Cole noted his ability to draw from a variety of genres as an artist and producer spawned from a lifetime of developing his own diverse musical tastes.

“Growing up, I listened to all sorts of rock music, from classic rock to psychedelic and metal.  I also listened to all sorts of R&B, like Usher and Justin Timberlake, and rappers like 50 Cent and Jay-Z,” he said. “The guitar was really the foundation of my music, but I was always looking for a way to combine everything. I think the best way to describe my sound to people — because there’s not really a term for all these things in one — the word ‘alternative’ usually comes up because it’s the alternative to what’s normal.”

Cole shares this multifaceted approach with some of his biggest inspirations, including Donald Glover, Justin Vernon and Frank Ocean.

While it would be a dream for Cole to work with any of them, he said he has a special affinity for Glover, whose diverse career includes five Grammy wins under the stage name Childish Gambino, plus two Emmy and Golden Globe Awards for his work as a producer, writer and actor on his television show, “Atlanta,” which ran from 2016 to 2022.

“I’ve always looked at him as someone who does all the things I want to do,” Cole said of Glover. “He showed me that it’s possible to do all these things at once but not do any one better than the other. I feel like that’s the closest thing to what I’m trying to do with my career.”

Cole took a page out of Glover’s book last year when Amazon MGM Studios picked up a film script he wrote and tapped Spike Lee to direct it. Titled “Da Understudy,” the project is in pre-production.

“I can’t really speak too much on the process at this point, but I can say that Spike Lee was one of my favorite filmmakers when I was a kid. So, it was really important to me to have this relationship with him and have him as a mentor,” Cole said.
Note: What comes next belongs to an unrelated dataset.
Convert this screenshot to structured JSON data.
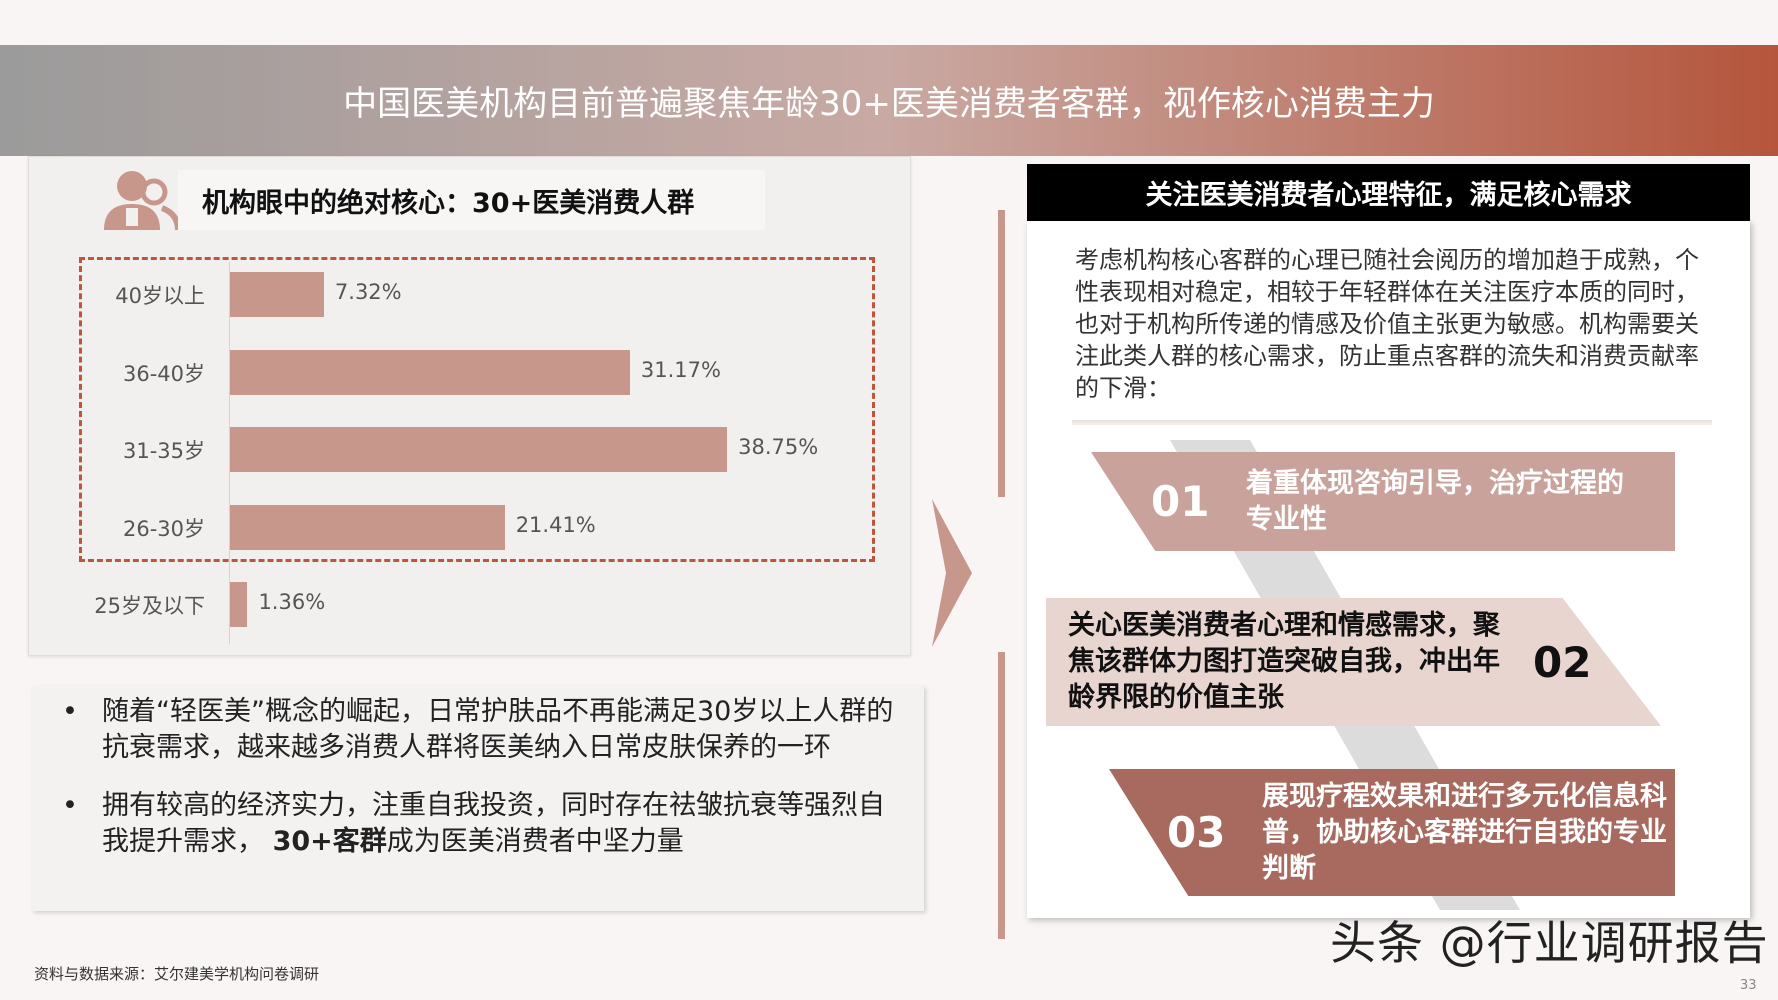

Cole is also preparing to drop his latest album, “Existential Crisis Boy (Part 2),” in September. Listeners can expect more of his signature R&B- and soul-infused indie and pop sounds, though he’s never been one to stick to any particular formula.

Though he’s kept busy, Cole hasn’t forgotten about Lansing, where his grandmother and half-siblings live.

“I’ll always have love for my hometown,” he said, adding that he’s looking to do a show in the area “in the near future.”

“I also have a film project I’m potentially looking to shoot in Lansing. It will hopefully be sooner rather than later for this particular thing,” he said. “I’d love to bring a little bit of my own energy to Lansing’s creative scene and help spread the word of the city.”